Quand je suis devenu grand, j'ai fait tout mes efforts pour garder les illusions de ma jeunesse. Mais l'évidence m'a finalement contraint de les abandonner. Ainsi je n'ai fait de découvertes ni grandes ni petites; les hommes m'ont fait sentir mes fautes, reproché mes torts; et, grâce à Dieu, ma conscience s' est ouverte à cette bienheureuse persuasion que j'avais pensé, dit et fait le mal autant et plus que les autres. J'ai compris dès lors que si les hommes me condamnent, Dieu, juge bien plus sévère, devait me punir.
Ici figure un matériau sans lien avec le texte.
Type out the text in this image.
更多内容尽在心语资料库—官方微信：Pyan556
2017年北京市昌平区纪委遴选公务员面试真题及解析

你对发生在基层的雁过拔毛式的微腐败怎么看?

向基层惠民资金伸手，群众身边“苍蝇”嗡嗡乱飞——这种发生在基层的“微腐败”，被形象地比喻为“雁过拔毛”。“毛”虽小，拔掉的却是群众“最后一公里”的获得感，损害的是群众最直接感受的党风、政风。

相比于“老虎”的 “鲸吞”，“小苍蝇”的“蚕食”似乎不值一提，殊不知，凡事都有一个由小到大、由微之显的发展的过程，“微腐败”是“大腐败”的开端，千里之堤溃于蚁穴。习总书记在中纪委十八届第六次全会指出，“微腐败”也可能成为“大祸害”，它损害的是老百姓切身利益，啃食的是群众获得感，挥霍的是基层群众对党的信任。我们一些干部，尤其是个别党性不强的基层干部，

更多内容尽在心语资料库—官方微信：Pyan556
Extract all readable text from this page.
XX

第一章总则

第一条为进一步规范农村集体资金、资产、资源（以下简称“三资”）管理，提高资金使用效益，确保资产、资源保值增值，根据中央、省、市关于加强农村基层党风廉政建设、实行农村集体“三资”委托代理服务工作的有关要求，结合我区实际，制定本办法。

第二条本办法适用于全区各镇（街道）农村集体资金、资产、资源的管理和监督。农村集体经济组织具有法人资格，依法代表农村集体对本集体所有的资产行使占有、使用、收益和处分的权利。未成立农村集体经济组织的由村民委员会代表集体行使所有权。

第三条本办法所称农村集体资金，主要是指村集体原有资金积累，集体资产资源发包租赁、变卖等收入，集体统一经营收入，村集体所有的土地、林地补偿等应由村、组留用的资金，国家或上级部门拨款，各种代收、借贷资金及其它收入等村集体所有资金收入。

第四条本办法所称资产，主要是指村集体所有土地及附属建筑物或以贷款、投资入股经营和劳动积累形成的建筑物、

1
J'étais dans cette nouvelle voie de pensées lorsque, enfin, j'entendis lire cette parole: Il y a pardon par-devers Dieu; il est abondant en grâces et plein de miséricorde. Dieu a tant aimé le monde qu'il a donné son Fils unique afin que quiconque croirait en lui ne mourût point, mais qu'il eût la vie éternelle.
Oh! comme cette offre de pardon me fit du bien! Je la saisis, comme un homme qui se noie saisit la main qu'on lui tend. Je me jetai par la pensée avec confiance dans les bras de Jésus montant pour moi, et je m'appliquai cette prière qu'il avait prononcée pour ses bourreaux aussi coupables que moi: «Mon Père, pardonne-leur, car ils ne savent ce qu'ils font!»
Depuis lors j'ai senti que Dieu m'avait en effet pardonné. J'ai mis au rebut les prétentions que j'avais étant petit, et je tâche de me faire véritablement petit, aujourd'hui que je suis vieux.
Voilà, mes enfants, mon histoire de quand j'étais petit.